Department of Epidemiology and Preventive Medicine, University of Maryland, Baltimore, MD, USA.
Stat Med. 2010 Sep 30;29(22):2282-96. doi: 10.1002/sim.3985.
We propose a semiparametric marginal modeling approach for longitudinal analysis of cohorts with data missing due to death and non-response to estimate regression parameters interpreted as conditioned on being alive. Our proposed method accommodates outcomes and time-dependent covariates that are missing not at random with non-monotone missingness patterns via inverse-probability weighting. Missing covariates are replaced by consistent estimates derived from a simultaneously solved inverse-probability-weighted estimating equation. Thus, we utilize data points with the observed outcomes and missing covariates beyond the estimated weights while avoiding numerical methods to integrate over missing covariates.
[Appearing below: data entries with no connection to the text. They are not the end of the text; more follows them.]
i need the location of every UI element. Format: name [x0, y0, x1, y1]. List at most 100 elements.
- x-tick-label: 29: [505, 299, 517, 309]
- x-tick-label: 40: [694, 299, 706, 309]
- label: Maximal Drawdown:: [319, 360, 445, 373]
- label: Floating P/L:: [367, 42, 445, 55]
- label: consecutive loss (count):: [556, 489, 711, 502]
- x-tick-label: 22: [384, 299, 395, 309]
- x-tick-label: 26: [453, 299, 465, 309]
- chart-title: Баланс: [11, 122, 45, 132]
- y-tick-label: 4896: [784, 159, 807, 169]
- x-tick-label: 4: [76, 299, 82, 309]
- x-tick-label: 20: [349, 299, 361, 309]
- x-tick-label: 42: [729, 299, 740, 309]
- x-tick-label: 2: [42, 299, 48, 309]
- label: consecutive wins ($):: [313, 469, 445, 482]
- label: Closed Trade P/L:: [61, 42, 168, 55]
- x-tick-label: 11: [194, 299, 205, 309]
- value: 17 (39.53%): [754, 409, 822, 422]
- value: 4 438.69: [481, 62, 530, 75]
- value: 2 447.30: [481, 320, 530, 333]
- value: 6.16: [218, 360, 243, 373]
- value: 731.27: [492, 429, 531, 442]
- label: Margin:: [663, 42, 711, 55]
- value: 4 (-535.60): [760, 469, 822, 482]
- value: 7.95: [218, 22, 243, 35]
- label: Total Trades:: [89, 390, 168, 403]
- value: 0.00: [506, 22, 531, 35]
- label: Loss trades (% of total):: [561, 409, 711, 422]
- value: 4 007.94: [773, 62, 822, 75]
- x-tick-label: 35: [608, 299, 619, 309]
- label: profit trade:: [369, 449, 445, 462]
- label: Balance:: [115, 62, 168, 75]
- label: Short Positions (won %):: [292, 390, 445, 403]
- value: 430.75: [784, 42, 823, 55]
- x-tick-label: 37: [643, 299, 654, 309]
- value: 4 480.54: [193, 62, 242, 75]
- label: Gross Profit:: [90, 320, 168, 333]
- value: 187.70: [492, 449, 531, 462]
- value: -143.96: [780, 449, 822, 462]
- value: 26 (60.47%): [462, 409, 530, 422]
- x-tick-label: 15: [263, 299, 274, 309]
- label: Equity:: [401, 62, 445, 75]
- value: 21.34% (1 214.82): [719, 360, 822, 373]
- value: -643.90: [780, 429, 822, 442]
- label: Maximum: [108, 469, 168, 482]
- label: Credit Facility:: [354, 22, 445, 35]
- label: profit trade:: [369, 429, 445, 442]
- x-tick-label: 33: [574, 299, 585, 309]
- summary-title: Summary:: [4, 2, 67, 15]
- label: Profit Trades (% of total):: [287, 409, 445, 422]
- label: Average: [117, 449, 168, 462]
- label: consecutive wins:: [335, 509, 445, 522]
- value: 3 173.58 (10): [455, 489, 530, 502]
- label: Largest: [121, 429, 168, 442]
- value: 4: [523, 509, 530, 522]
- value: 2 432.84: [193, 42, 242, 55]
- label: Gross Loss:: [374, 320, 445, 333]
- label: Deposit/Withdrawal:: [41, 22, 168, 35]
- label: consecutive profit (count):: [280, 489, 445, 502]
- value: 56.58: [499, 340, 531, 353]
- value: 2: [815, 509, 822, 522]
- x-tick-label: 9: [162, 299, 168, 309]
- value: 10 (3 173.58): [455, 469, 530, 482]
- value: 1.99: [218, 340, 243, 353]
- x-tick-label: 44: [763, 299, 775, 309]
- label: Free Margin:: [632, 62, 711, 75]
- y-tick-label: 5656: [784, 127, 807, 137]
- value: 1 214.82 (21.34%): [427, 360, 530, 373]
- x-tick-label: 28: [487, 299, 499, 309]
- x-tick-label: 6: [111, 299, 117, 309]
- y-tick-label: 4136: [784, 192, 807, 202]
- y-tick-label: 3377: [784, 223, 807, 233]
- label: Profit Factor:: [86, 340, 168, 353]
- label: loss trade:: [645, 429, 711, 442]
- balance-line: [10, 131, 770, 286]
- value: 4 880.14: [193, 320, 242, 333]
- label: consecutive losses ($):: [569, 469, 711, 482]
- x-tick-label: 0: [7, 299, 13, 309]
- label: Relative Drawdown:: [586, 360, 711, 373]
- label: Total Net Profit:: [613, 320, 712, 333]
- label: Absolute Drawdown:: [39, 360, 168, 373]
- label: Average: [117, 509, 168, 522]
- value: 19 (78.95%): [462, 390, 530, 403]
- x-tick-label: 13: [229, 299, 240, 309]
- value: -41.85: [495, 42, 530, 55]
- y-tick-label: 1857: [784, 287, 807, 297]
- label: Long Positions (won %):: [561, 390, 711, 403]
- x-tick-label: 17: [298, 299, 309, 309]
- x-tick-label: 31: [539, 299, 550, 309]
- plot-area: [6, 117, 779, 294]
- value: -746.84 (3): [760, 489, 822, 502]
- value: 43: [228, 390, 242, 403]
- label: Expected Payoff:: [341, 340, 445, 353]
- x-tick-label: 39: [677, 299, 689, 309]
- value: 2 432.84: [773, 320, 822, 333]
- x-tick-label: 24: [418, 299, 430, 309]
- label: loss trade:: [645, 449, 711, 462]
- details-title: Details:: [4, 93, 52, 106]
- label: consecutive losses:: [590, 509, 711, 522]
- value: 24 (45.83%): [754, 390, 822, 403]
The approach is applied to a cohort of elderly female hip fracture patients to estimate the prevalence of walking disability over time as a function of body composition, inflammation, and age.
我们提出了一种半参数边缘建模方法,用于对因死亡和对响应缺失而导致数据缺失的队列进行纵向分析,以估计回归参数,这些参数被解释为在存活条件下的参数。我们提出的方法通过逆概率加权来适应具有非单调缺失模式的非随机缺失的结局和时变协变量。缺失的协变量由同时解决的逆概率加权估计方程中得出的一致估计值所取代。因此,我们在避免使用数值方法对缺失协变量进行积分的同时,利用了超出估计权重的具有观察结局和缺失协变量的数据点。该方法应用于一组老年女性髋部骨折患者,以估计随着时间的推移,身体成分、炎症和年龄对行走障碍的患病率的影响。